Trump Defends Family Separation As a Tactic to Discourage Undocumented Immigration

Immigration

Recent reports that the Trump administration is considering reactivating policies to separate migrant families at the border appear to have merit after President Donald Trump on Saturday defended family separation as a means to deter undocumented immigration.

In usual Trumpian fashion, the president defended family separation policies—which are tantamount to mass human rights violations—by telling mistruths that seek to denigrate undocumented immigrants while making himself appear as hero and savior of the American way of life.

Fielding questions from reporters at the White House, Trump falsely claimed that undocumented immigration had spiked under his administration because the U.S. economy had performed poorly under previous presidents. With Trump as president, the economy has turned around and led to more immigration, his ludicrous theory goes.

Trump also further promoted the myth that hordes of undocumented migrants or human traffickers are snatching children that don’t belong to them in Latin America to seek asylum in the U.S. As The Intercept recently pointed out, citing the Department of Homeland Security’s own statistics, traffickers account for only about 0.1 percent of asylum-seekers.

Trump then blamed the Democrats again for Congress’ failure to pass immigration reform, despite the fact that Republicans control all three branches of government.

“We have people that are trying to get into our country because of how well our country is doing. And you know in the old days when the country wasn’t doing well, it was a lot easier. Now, everybody wants to come in. And they come in illegally. And they use children,” Trump said. “In many cases, the children aren’t theirs.
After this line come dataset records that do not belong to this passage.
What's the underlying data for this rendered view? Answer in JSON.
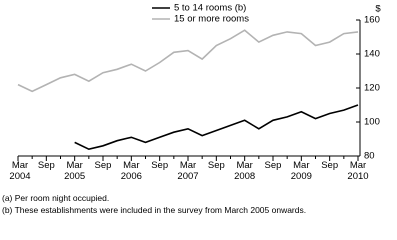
{
  "chart_data": {
    "type": "line",
    "y_label": "$",
    "categories": [
      "Mar\n2004",
      null,
      "Sep",
      null,
      "Mar\n2005",
      null,
      "Sep",
      null,
      "Mar\n2006",
      null,
      "Sep",
      null,
      "Mar\n2007",
      null,
      "Sep",
      null,
      "Mar\n2008",
      null,
      "Sep",
      null,
      "Mar\n2009",
      null,
      "Sep",
      null,
      "Mar\n2010"
    ],
    "series": [
      {
        "name": "5 to 14 rooms (b)",
        "color": "#000000",
        "values": [
          null,
          null,
          null,
          null,
          88,
          84,
          86,
          89,
          91,
          88,
          91,
          94,
          96,
          92,
          95,
          98,
          101,
          96,
          101,
          103,
          106,
          102,
          105,
          107,
          110
        ]
      },
      {
        "name": "15 or more rooms",
        "color": "#b3b3b3",
        "values": [
          122,
          118,
          122,
          126,
          128,
          124,
          129,
          131,
          134,
          130,
          135,
          141,
          142,
          137,
          145,
          149,
          154,
          147,
          151,
          153,
          152,
          145,
          147,
          152,
          153
        ]
      }
    ],
    "ylim": [
      80,
      160
    ],
    "yticks": [
      80,
      100,
      120,
      140,
      160
    ],
    "footnotes": [
      "(a) Per room night occupied.",
      "(b) These establishments were included in the survey from March 2005 onwards."
    ]
  }
}
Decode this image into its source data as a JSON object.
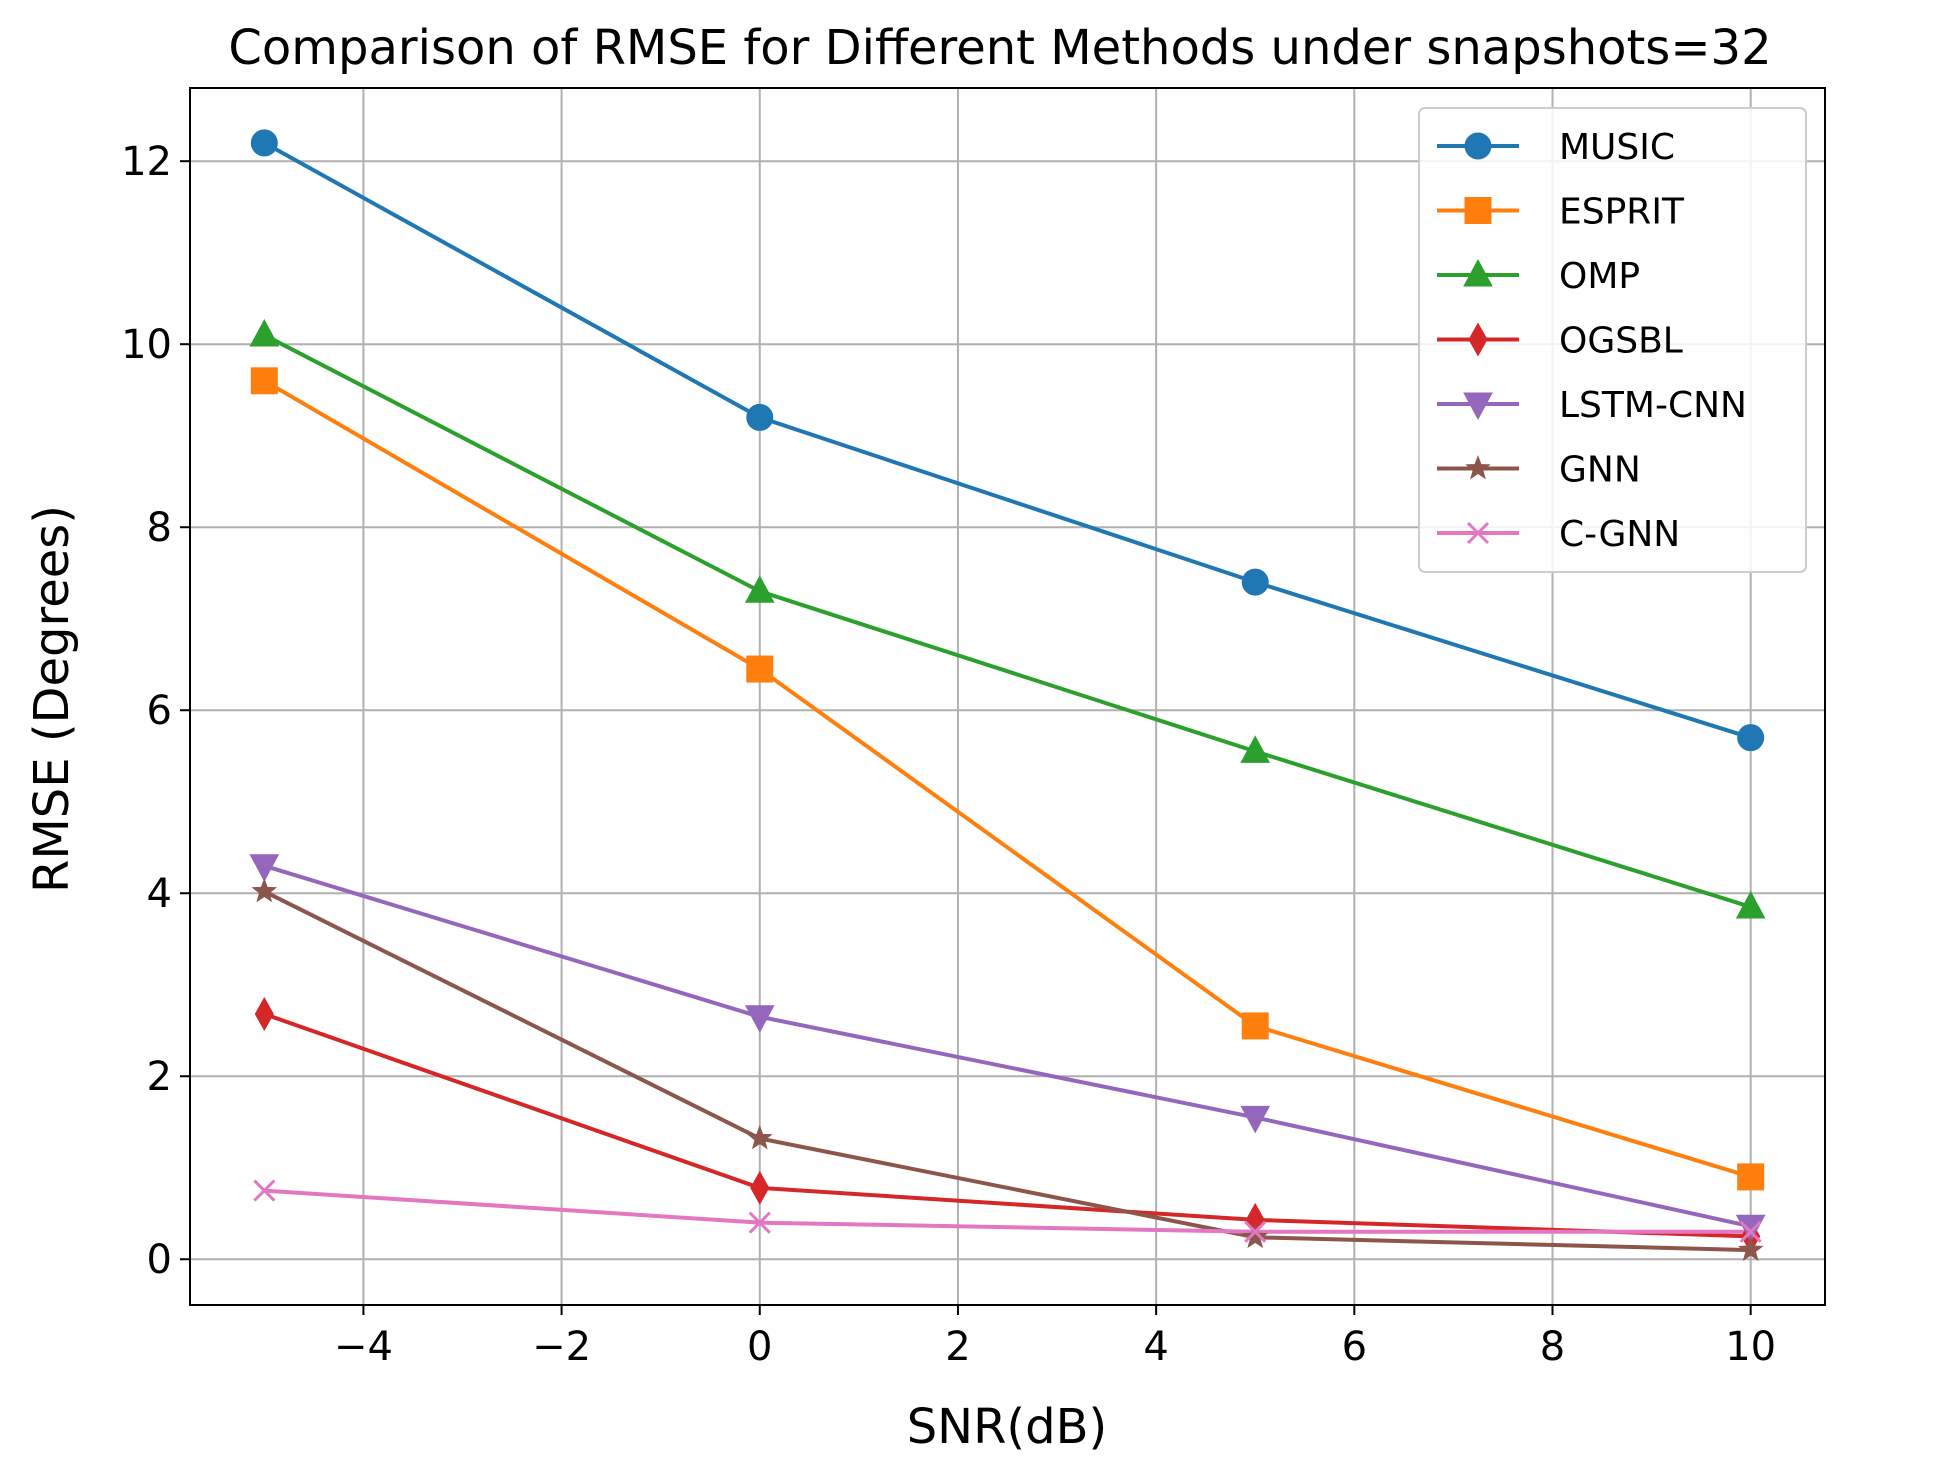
{
  "chart_data": {
    "type": "line",
    "title": "Comparison of RMSE for Different Methods under snapshots=32",
    "xlabel": "SNR(dB)",
    "ylabel": "RMSE (Degrees)",
    "x": [
      -5,
      0,
      5,
      10
    ],
    "xlim": [
      -5.75,
      10.75
    ],
    "ylim": [
      -0.5,
      12.8
    ],
    "xticks": [
      -4,
      -2,
      0,
      2,
      4,
      6,
      8,
      10
    ],
    "xtick_labels": [
      "−4",
      "−2",
      "0",
      "2",
      "4",
      "6",
      "8",
      "10"
    ],
    "yticks": [
      0,
      2,
      4,
      6,
      8,
      10,
      12
    ],
    "ytick_labels": [
      "0",
      "2",
      "4",
      "6",
      "8",
      "10",
      "12"
    ],
    "grid": true,
    "legend_position": "top-right",
    "series": [
      {
        "name": "MUSIC",
        "values": [
          12.2,
          9.2,
          7.4,
          5.7
        ],
        "color": "#1f77b4",
        "marker": "circle"
      },
      {
        "name": "ESPRIT",
        "values": [
          9.6,
          6.45,
          2.55,
          0.9
        ],
        "color": "#ff7f0e",
        "marker": "square"
      },
      {
        "name": "OMP",
        "values": [
          10.1,
          7.3,
          5.55,
          3.85
        ],
        "color": "#2ca02c",
        "marker": "triangle-up"
      },
      {
        "name": "OGSBL",
        "values": [
          2.68,
          0.78,
          0.43,
          0.25
        ],
        "color": "#d62728",
        "marker": "diamond"
      },
      {
        "name": "LSTM-CNN",
        "values": [
          4.3,
          2.65,
          1.55,
          0.36
        ],
        "color": "#9467bd",
        "marker": "triangle-down"
      },
      {
        "name": "GNN",
        "values": [
          4.02,
          1.32,
          0.24,
          0.1
        ],
        "color": "#8c564b",
        "marker": "star"
      },
      {
        "name": "C-GNN",
        "values": [
          0.75,
          0.4,
          0.3,
          0.3
        ],
        "color": "#e377c2",
        "marker": "x"
      }
    ]
  }
}
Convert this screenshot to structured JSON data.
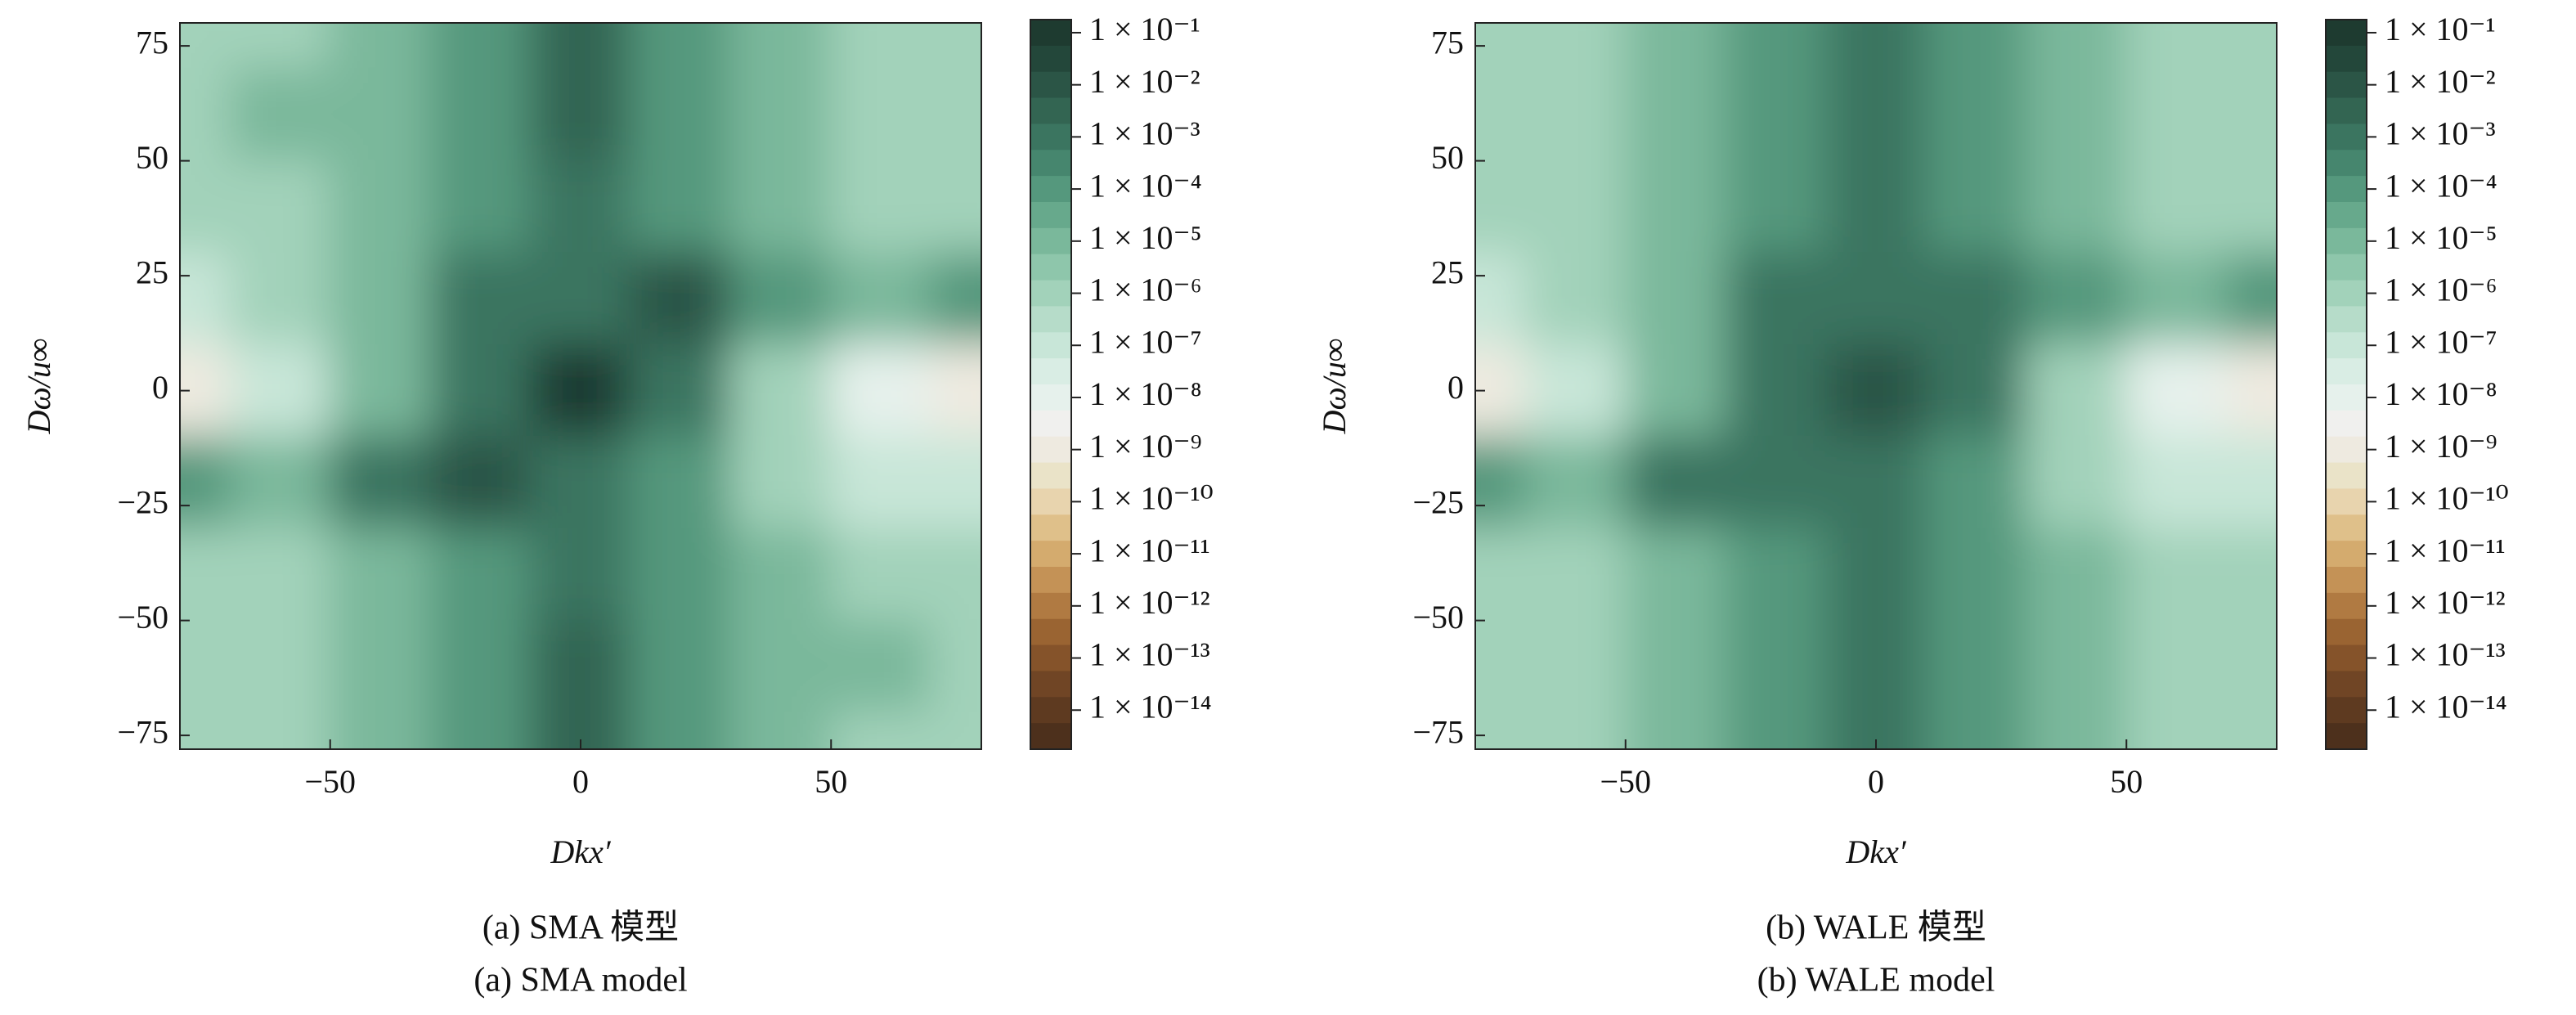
{
  "chart_data": [
    {
      "type": "heatmap",
      "caption": "(a) SMA 模型",
      "caption_en": "(a) SMA model",
      "xlabel": "Dkx′",
      "ylabel": "Dω/u∞",
      "xlim": [
        -80,
        80
      ],
      "ylim": [
        -78,
        80
      ],
      "xticks": [
        {
          "value": -50,
          "label": "−50"
        },
        0,
        50
      ],
      "yticks": [
        75,
        50,
        25,
        0,
        {
          "value": -25,
          "label": "−25"
        },
        {
          "value": -50,
          "label": "−50"
        },
        {
          "value": -75,
          "label": "−75"
        }
      ],
      "x": [
        -80,
        -60,
        -40,
        -20,
        0,
        20,
        40,
        60,
        80
      ],
      "y": [
        80,
        60,
        40,
        20,
        0,
        -20,
        -40,
        -60,
        -80
      ],
      "z": [
        [
          1e-06,
          1e-06,
          1e-05,
          0.0001,
          0.003,
          0.0001,
          1e-05,
          1e-06,
          1e-06
        ],
        [
          1e-06,
          1e-05,
          1e-05,
          0.0001,
          0.003,
          0.0001,
          1e-05,
          1e-06,
          1e-06
        ],
        [
          1e-06,
          1e-06,
          1e-05,
          0.0001,
          0.001,
          0.0001,
          1e-05,
          1e-06,
          1e-06
        ],
        [
          1e-07,
          1e-06,
          1e-05,
          0.001,
          0.001,
          0.01,
          0.0001,
          1e-05,
          0.0001
        ],
        [
          1e-09,
          1e-07,
          1e-05,
          0.001,
          0.1,
          0.001,
          1e-06,
          1e-08,
          1e-09
        ],
        [
          0.0001,
          1e-05,
          0.001,
          0.01,
          0.001,
          0.0001,
          1e-06,
          1e-07,
          1e-07
        ],
        [
          1e-06,
          1e-06,
          1e-05,
          0.0001,
          0.001,
          0.0001,
          1e-05,
          1e-06,
          1e-06
        ],
        [
          1e-06,
          1e-06,
          1e-05,
          0.0001,
          0.003,
          0.0001,
          1e-05,
          1e-05,
          1e-06
        ],
        [
          1e-06,
          1e-06,
          1e-05,
          0.0001,
          0.003,
          0.0001,
          1e-05,
          1e-06,
          1e-06
        ]
      ],
      "colorscale": "log",
      "clim": [
        0.178,
        1.78e-15
      ],
      "colors": [
        "#1e3b30",
        "#23473a",
        "#2b5546",
        "#336552",
        "#3b7560",
        "#46866e",
        "#55987d",
        "#67a98c",
        "#7ab89b",
        "#8ec6ab",
        "#a2d2ba",
        "#b6dcc9",
        "#c8e6d8",
        "#d9ede4",
        "#e6f1ec",
        "#f0f0ee",
        "#eeeae0",
        "#eae3c8",
        "#e8d4ae",
        "#dfc08a",
        "#d4ab6e",
        "#c49256",
        "#b07a42",
        "#9a6432",
        "#85532a",
        "#704525",
        "#5e3a20",
        "#4d301c"
      ],
      "cticks": [
        {
          "value": 0.1,
          "label": "1 × 10⁻¹"
        },
        {
          "value": 0.01,
          "label": "1 × 10⁻²"
        },
        {
          "value": 0.001,
          "label": "1 × 10⁻³"
        },
        {
          "value": 0.0001,
          "label": "1 × 10⁻⁴"
        },
        {
          "value": 1e-05,
          "label": "1 × 10⁻⁵"
        },
        {
          "value": 1e-06,
          "label": "1 × 10⁻⁶"
        },
        {
          "value": 1e-07,
          "label": "1 × 10⁻⁷"
        },
        {
          "value": 1e-08,
          "label": "1 × 10⁻⁸"
        },
        {
          "value": 1e-09,
          "label": "1 × 10⁻⁹"
        },
        {
          "value": 1e-10,
          "label": "1 × 10⁻¹⁰"
        },
        {
          "value": 1e-11,
          "label": "1 × 10⁻¹¹"
        },
        {
          "value": 1e-12,
          "label": "1 × 10⁻¹²"
        },
        {
          "value": 1e-13,
          "label": "1 × 10⁻¹³"
        },
        {
          "value": 1e-14,
          "label": "1 × 10⁻¹⁴"
        }
      ]
    },
    {
      "type": "heatmap",
      "caption": "(b) WALE 模型",
      "caption_en": "(b) WALE model",
      "xlabel": "Dkx′",
      "ylabel": "Dω/u∞",
      "xlim": [
        -80,
        80
      ],
      "ylim": [
        -78,
        80
      ],
      "xticks": [
        {
          "value": -50,
          "label": "−50"
        },
        0,
        50
      ],
      "yticks": [
        75,
        50,
        25,
        0,
        {
          "value": -25,
          "label": "−25"
        },
        {
          "value": -50,
          "label": "−50"
        },
        {
          "value": -75,
          "label": "−75"
        }
      ],
      "x": [
        -80,
        -60,
        -40,
        -20,
        0,
        20,
        40,
        60,
        80
      ],
      "y": [
        80,
        60,
        40,
        20,
        0,
        -20,
        -40,
        -60,
        -80
      ],
      "z": [
        [
          1e-06,
          1e-06,
          1e-05,
          0.0001,
          0.001,
          0.0001,
          1e-05,
          1e-06,
          1e-06
        ],
        [
          1e-06,
          1e-06,
          1e-05,
          0.0001,
          0.001,
          0.0001,
          1e-05,
          1e-06,
          1e-06
        ],
        [
          1e-06,
          1e-06,
          1e-05,
          0.0001,
          0.001,
          0.0001,
          1e-05,
          1e-06,
          1e-06
        ],
        [
          1e-07,
          1e-06,
          1e-05,
          0.001,
          0.001,
          0.001,
          0.0001,
          1e-05,
          0.0001
        ],
        [
          1e-09,
          1e-07,
          1e-05,
          0.001,
          0.01,
          0.001,
          1e-06,
          1e-08,
          1e-09
        ],
        [
          0.0001,
          1e-05,
          0.001,
          0.001,
          0.001,
          0.0001,
          1e-06,
          1e-07,
          1e-07
        ],
        [
          1e-06,
          1e-06,
          1e-05,
          0.0001,
          0.001,
          0.0001,
          1e-05,
          1e-06,
          1e-06
        ],
        [
          1e-06,
          1e-06,
          1e-05,
          0.0001,
          0.001,
          0.0001,
          1e-05,
          1e-06,
          1e-06
        ],
        [
          1e-06,
          1e-06,
          1e-05,
          0.0001,
          0.001,
          0.0001,
          1e-05,
          1e-06,
          1e-06
        ]
      ],
      "colorscale": "log",
      "clim": [
        0.178,
        1.78e-15
      ],
      "colors": [
        "#1e3b30",
        "#23473a",
        "#2b5546",
        "#336552",
        "#3b7560",
        "#46866e",
        "#55987d",
        "#67a98c",
        "#7ab89b",
        "#8ec6ab",
        "#a2d2ba",
        "#b6dcc9",
        "#c8e6d8",
        "#d9ede4",
        "#e6f1ec",
        "#f0f0ee",
        "#eeeae0",
        "#eae3c8",
        "#e8d4ae",
        "#dfc08a",
        "#d4ab6e",
        "#c49256",
        "#b07a42",
        "#9a6432",
        "#85532a",
        "#704525",
        "#5e3a20",
        "#4d301c"
      ],
      "cticks": [
        {
          "value": 0.1,
          "label": "1 × 10⁻¹"
        },
        {
          "value": 0.01,
          "label": "1 × 10⁻²"
        },
        {
          "value": 0.001,
          "label": "1 × 10⁻³"
        },
        {
          "value": 0.0001,
          "label": "1 × 10⁻⁴"
        },
        {
          "value": 1e-05,
          "label": "1 × 10⁻⁵"
        },
        {
          "value": 1e-06,
          "label": "1 × 10⁻⁶"
        },
        {
          "value": 1e-07,
          "label": "1 × 10⁻⁷"
        },
        {
          "value": 1e-08,
          "label": "1 × 10⁻⁸"
        },
        {
          "value": 1e-09,
          "label": "1 × 10⁻⁹"
        },
        {
          "value": 1e-10,
          "label": "1 × 10⁻¹⁰"
        },
        {
          "value": 1e-11,
          "label": "1 × 10⁻¹¹"
        },
        {
          "value": 1e-12,
          "label": "1 × 10⁻¹²"
        },
        {
          "value": 1e-13,
          "label": "1 × 10⁻¹³"
        },
        {
          "value": 1e-14,
          "label": "1 × 10⁻¹⁴"
        }
      ]
    }
  ]
}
They grab ’em, and they wanna come in with the children. So, we’re looking at a lot of different things having to do with illegal immigration.”

“What should happen,” he continued, “is the Democrats should pass good bills. This is the same situation that President Obama found himself in. He had separation and people didn’t talk about [it]…We have people trying to come in like never before…We’re gonna do whatever we can do to get it slowed down.

In reality, from 2000 to 2017, Trump’s first year in office, the number of apprehensions at the Southwest border declined by 81.5%, according to FactCheck.org, citing U.S. Customs and Border Protection statistics. In 2017, the number of apprehensions dropped to just over 303,000, down from a peak of 1.64 million in 2000.

According to the organization:

Under the Obama administration, the yearly apprehensions on the Southwest border declined by 35 percent from calendar year 2008, the year before President Obama took office, through the end of 2016. In President Donald Trump’s first full year in office, the apprehensions declined by 43 percent, from calendar year 2016 to 2017.
On a monthly basis, the apprehensions decreased significantly during the first six months of Trump’s tenure and then began to rise back in line with the level of apprehensions from 2016.

Trump also doubled down on his belief that the horrendous policy of stripping migrant children from their parents and tossing them into cages or tent encampments in the desert helps to dissuade other migrants from making the dangerous trek from their home countries to the U.S. (Hint: It doesn’t.)

And no Trump rant on immigration would be complete without describing poor immigrants as some type of villainous B-grade horror flick character.

“If they feel there’s separation, in many cases, they don’t come,” he said. “But also in many cases, you have really bad people coming in and using children. They’re not their children, they don’t even know the children. They haven’t known the children for 20 minutes, and they grab children, and they use them to come into our country. You have some really bad people out there.”

He added: “We’re doing an incredible job. But, the one thing I will say, the country’s doing so well economically and every other way, that more people wanna come in than ever before. So, we have to be very strong.”

In the reality of Trump’s America, the ones who are actually “grabbing children” work for Donald Trump. But, of course, there is no room for truth in Trump’s world.